My initial thought was that I would whip up some rankings using the per capita measures and see how they change.  Ted’s post has convinced me this isn’t a great idea (ok, I spent an hour doing it anyway but am not going to post it without making the corrections for faculty size) because of the measurement problems involved in counting faculty members. And indeed, the rankings are very sensitive to the number of faculty members in the denominator of these measures. To do this properly, one must account for clinical, emeriti, students, adjuncts, visitors, etc.  This is a pretty big problem.  As Seto writes:

Unfortunately, there is no appropriate standard measure of the size of a law school faculty. The ABA’s measure is the only standard measure of which I am aware, but it includes adjuncts, clinical faculty, and emeriti, at least on a fractional basis. In addition, few seem to know how to follow the ABA’s counting rules. As I have noted elsewhere (see Understanding the U.S. News Law School Rankings at 13), a majority of schools compute and report to U.S. News student/faculty ratios inconsistent with those computed by the ABA. For U.S. News purposes, law schools have an interest in overstating faculty size; some undoubtedly do so.

Instead, inspired by Leiter’s share measure and Seto’s post, I offer some thoughts on statistics I think would very useful to have if we assume that these rankings are at least in part produced for the consumption of prospective law school students:

  1. A Concentration Index Faculty Productivity. Leiter’s concentration measure gives us some information about the distribution of downloads. Specifically, the distribution attributable to the top 3 SSRN authors (note: Seto has another post with rankings removing the top 3 SSRN authors here). Readers with an antitrust background will be familiar with the use of concentration indices such as the C4 or C8 (the market share of the top 4 or 8 firms, respectively), which have now been replaced by the HHI (the Herfindahl-Hirschman Index). The HHI is calculated by squaring the market share of each firm competing in the market and then summing the resulting numbers. For example, for a market consisting of four firms with shares of thirty, thirty, twenty and twenty percent, the HHI is 2600 (302 + 302 + 202 + 202 = 2600). HHI’s therefore range from 0 (an infinite number of firms with shares approximating zero) to 10,000 (a true monopoly). Merger policy decisions are then (sometimes) based on the level and change in HHI that would be generated by a proposed merger. The conceptual idea of the HHI rather than the C4 or related measures is that the HHI tells us MORE about the distribution of output (in our case downloads) than adding up the shares of the the top 3, 4, or 8 firms (authors).
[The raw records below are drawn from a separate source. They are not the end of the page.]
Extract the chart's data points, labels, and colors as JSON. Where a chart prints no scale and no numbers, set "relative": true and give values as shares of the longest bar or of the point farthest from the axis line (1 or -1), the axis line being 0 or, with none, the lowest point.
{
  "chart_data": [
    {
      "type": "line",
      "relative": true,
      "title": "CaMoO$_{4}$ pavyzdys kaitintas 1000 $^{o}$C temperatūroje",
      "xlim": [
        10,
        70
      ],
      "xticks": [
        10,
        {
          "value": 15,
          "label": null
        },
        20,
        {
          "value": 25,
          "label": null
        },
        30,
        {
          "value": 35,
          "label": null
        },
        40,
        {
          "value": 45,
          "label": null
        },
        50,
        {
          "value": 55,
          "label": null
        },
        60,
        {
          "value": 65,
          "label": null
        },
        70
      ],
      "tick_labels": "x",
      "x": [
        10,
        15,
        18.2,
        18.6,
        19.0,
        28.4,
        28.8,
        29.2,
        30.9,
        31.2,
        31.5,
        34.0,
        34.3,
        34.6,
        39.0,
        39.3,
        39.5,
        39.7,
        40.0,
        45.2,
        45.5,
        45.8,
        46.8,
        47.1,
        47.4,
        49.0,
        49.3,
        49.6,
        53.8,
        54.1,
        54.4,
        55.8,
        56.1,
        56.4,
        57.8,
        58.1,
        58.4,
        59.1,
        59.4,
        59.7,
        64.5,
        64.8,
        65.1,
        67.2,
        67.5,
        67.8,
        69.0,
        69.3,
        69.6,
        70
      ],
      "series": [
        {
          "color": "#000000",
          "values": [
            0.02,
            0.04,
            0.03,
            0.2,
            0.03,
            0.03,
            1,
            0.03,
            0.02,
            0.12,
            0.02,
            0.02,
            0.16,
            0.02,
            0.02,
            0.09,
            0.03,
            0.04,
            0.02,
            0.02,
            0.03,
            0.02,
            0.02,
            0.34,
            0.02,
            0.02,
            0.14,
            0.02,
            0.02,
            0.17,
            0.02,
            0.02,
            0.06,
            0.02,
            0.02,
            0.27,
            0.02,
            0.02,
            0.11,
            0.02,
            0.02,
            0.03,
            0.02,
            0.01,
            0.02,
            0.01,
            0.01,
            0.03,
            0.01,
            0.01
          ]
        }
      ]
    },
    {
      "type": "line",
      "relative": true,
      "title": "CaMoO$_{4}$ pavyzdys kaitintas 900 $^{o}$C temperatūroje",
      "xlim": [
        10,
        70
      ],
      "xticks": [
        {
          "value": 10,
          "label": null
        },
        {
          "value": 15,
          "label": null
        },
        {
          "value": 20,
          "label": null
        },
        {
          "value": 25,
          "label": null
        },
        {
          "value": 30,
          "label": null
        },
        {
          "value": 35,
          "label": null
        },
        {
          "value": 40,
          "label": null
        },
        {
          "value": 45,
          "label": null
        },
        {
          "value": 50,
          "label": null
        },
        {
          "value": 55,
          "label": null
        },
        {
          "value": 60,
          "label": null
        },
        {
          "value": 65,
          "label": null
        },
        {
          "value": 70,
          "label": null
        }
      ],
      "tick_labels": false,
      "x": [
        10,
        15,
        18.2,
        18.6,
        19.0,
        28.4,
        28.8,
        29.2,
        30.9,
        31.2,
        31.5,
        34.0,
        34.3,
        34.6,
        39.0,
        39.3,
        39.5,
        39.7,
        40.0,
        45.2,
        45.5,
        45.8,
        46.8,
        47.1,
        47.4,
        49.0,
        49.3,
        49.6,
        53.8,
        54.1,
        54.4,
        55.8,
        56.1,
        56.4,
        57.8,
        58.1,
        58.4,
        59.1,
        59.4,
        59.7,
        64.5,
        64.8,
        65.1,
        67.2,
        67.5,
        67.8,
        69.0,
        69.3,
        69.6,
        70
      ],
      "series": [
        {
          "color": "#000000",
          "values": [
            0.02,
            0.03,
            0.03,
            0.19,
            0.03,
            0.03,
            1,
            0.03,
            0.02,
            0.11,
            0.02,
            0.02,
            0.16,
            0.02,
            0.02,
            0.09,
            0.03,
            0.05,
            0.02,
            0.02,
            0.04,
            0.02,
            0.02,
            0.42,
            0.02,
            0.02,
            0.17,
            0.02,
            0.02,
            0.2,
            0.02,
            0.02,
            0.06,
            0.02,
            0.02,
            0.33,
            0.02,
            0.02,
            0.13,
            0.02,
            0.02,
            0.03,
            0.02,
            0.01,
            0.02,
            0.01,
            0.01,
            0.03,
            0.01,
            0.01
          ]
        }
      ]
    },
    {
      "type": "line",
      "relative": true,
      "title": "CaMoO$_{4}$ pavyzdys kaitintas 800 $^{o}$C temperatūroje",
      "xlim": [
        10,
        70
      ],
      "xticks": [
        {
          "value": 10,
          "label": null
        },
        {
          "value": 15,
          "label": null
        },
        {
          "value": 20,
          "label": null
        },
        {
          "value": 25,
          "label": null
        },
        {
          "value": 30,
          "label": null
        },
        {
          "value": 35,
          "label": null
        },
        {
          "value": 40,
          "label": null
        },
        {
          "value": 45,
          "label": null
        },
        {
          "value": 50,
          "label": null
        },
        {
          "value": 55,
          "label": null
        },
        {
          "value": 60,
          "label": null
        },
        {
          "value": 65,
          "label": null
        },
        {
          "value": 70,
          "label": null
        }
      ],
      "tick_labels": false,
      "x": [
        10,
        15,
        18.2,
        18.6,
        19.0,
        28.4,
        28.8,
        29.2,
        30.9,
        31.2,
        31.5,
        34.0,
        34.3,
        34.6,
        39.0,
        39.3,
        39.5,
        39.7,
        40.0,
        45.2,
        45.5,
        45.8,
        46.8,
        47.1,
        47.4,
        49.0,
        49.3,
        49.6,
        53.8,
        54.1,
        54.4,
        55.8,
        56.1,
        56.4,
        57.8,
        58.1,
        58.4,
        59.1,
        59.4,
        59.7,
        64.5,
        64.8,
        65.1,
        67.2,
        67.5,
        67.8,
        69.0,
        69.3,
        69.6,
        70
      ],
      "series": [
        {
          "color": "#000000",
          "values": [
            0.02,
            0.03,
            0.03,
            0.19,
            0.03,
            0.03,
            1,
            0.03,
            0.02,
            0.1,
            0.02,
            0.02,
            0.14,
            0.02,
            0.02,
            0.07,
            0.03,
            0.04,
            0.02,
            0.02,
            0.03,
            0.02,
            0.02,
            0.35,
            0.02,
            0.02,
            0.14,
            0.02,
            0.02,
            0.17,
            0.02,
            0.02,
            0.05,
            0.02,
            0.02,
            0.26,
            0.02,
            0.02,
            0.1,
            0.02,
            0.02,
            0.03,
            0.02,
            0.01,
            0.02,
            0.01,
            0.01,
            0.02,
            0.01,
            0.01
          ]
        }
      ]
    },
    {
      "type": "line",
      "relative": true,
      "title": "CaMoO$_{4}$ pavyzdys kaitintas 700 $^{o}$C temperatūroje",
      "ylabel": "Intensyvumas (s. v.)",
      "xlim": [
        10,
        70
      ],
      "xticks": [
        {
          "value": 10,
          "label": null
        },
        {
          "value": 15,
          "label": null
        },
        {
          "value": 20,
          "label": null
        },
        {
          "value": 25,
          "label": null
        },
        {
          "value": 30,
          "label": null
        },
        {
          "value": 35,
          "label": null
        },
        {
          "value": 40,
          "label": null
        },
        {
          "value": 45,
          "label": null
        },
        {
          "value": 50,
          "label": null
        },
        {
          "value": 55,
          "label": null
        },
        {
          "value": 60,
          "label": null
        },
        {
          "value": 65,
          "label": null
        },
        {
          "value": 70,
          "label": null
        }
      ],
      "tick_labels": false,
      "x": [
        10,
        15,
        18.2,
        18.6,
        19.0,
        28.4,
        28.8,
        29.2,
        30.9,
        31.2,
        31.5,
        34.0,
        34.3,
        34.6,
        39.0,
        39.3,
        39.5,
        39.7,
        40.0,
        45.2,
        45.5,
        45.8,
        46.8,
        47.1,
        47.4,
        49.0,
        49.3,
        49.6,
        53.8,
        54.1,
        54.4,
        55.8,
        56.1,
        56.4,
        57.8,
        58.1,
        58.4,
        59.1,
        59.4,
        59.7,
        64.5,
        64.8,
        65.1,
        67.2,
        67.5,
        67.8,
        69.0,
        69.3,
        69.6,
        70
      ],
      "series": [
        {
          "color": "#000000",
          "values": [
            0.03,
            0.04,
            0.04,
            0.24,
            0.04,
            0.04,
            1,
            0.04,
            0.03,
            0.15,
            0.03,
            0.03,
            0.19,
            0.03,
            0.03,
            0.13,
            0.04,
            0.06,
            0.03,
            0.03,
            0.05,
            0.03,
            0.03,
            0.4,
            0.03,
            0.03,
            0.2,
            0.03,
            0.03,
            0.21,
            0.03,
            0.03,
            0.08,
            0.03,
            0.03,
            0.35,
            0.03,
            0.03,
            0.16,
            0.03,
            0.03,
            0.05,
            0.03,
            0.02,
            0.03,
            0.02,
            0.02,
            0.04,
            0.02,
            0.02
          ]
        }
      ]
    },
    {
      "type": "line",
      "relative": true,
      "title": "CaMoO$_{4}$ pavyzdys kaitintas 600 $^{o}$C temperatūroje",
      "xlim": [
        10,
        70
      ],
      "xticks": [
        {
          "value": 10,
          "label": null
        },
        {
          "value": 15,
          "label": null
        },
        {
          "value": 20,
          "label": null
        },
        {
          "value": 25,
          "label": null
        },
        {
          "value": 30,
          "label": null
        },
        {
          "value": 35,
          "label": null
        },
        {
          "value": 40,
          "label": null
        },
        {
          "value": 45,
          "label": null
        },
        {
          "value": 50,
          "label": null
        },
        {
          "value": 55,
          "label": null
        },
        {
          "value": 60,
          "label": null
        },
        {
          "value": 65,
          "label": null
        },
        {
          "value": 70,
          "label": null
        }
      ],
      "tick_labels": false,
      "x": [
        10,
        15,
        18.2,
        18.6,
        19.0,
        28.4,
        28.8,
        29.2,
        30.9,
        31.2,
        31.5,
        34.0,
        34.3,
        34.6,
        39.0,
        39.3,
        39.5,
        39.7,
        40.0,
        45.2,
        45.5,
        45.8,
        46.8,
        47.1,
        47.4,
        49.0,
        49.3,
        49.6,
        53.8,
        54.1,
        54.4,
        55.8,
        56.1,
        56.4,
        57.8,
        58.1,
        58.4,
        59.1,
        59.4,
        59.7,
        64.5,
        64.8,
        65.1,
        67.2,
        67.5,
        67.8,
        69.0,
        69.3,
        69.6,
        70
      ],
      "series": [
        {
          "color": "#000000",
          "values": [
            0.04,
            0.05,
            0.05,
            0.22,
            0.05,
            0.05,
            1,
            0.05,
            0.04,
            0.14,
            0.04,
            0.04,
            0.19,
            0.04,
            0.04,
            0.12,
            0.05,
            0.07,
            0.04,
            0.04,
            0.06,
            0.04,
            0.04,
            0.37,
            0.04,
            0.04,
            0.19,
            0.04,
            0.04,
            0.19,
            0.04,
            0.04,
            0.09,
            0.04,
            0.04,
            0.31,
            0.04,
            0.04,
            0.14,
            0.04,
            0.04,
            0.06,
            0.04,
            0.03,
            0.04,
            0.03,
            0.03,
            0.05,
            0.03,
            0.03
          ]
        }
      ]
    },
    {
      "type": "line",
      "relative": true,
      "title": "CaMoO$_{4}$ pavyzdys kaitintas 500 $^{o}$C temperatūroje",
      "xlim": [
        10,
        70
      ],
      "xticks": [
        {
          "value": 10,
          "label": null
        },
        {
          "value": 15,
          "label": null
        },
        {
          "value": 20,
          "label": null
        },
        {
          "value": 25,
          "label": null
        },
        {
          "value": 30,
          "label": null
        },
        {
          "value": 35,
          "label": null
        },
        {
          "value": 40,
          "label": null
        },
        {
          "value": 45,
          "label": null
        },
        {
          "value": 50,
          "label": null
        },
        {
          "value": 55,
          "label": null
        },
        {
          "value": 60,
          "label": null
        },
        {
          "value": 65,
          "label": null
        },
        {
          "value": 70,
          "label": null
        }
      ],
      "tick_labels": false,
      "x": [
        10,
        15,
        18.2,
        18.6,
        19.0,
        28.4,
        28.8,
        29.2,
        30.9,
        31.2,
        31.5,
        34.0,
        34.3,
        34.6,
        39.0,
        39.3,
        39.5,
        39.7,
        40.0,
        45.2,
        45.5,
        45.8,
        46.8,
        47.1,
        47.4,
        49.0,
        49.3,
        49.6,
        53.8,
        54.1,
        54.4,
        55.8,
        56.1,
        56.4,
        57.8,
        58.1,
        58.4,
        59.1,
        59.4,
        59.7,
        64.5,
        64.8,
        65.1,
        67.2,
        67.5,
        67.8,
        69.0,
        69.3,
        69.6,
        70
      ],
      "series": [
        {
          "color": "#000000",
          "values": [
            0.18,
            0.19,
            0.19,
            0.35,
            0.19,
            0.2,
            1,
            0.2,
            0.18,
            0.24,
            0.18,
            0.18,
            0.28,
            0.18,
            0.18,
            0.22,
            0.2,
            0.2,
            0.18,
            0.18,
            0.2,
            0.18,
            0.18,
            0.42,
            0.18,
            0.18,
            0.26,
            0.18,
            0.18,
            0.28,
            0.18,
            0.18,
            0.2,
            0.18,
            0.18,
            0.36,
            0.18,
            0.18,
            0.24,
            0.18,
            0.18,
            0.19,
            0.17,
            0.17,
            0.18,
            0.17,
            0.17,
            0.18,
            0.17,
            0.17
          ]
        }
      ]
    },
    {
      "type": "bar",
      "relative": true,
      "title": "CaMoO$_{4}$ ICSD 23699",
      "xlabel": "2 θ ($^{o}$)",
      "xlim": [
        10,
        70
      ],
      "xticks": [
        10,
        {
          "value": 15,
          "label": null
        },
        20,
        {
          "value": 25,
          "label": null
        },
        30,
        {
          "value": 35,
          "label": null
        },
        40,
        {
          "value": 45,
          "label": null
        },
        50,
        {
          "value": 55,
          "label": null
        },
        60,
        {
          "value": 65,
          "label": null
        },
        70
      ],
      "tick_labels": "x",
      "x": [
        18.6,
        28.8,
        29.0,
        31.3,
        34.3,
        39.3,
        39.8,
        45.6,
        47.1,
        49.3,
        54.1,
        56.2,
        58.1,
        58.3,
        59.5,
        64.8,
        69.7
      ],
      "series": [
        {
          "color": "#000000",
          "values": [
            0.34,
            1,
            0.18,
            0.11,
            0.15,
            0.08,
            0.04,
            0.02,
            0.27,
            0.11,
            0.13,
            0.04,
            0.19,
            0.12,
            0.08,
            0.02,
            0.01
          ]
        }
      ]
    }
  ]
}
I understand that the share of the top 3 SSRN authors does tell us something interesting and helps us to identify outliers. But if what we are after is a measure that tells us how much of the law schools productivity is concentrated in the work of a few authors, I think an HHI for law school faculties might be a very useful statistic.
  2. How Many Zeros? Seto’s post points out that it is really difficult to get the denominator right using per capita measures because faculty size data are an unreliable (and moving) target.  The measure above would be useful in telling students information about the concentration of downloads, but might students also want to know how many faculty members don’t have new papers in the last year, 2 years, 5 years?  What share of the faculty are “unproductive” in this sense?  I would imagine that students might want to know this information and that it might be more telling than looking at total download figures.

I think you might actually learn more about faculty productivity and impact by watching these measures over time than anything else.  But these are two I would like to see.  What else might students want to know about faculty productivity?   How about the faculty themselves?  And how would you measure it?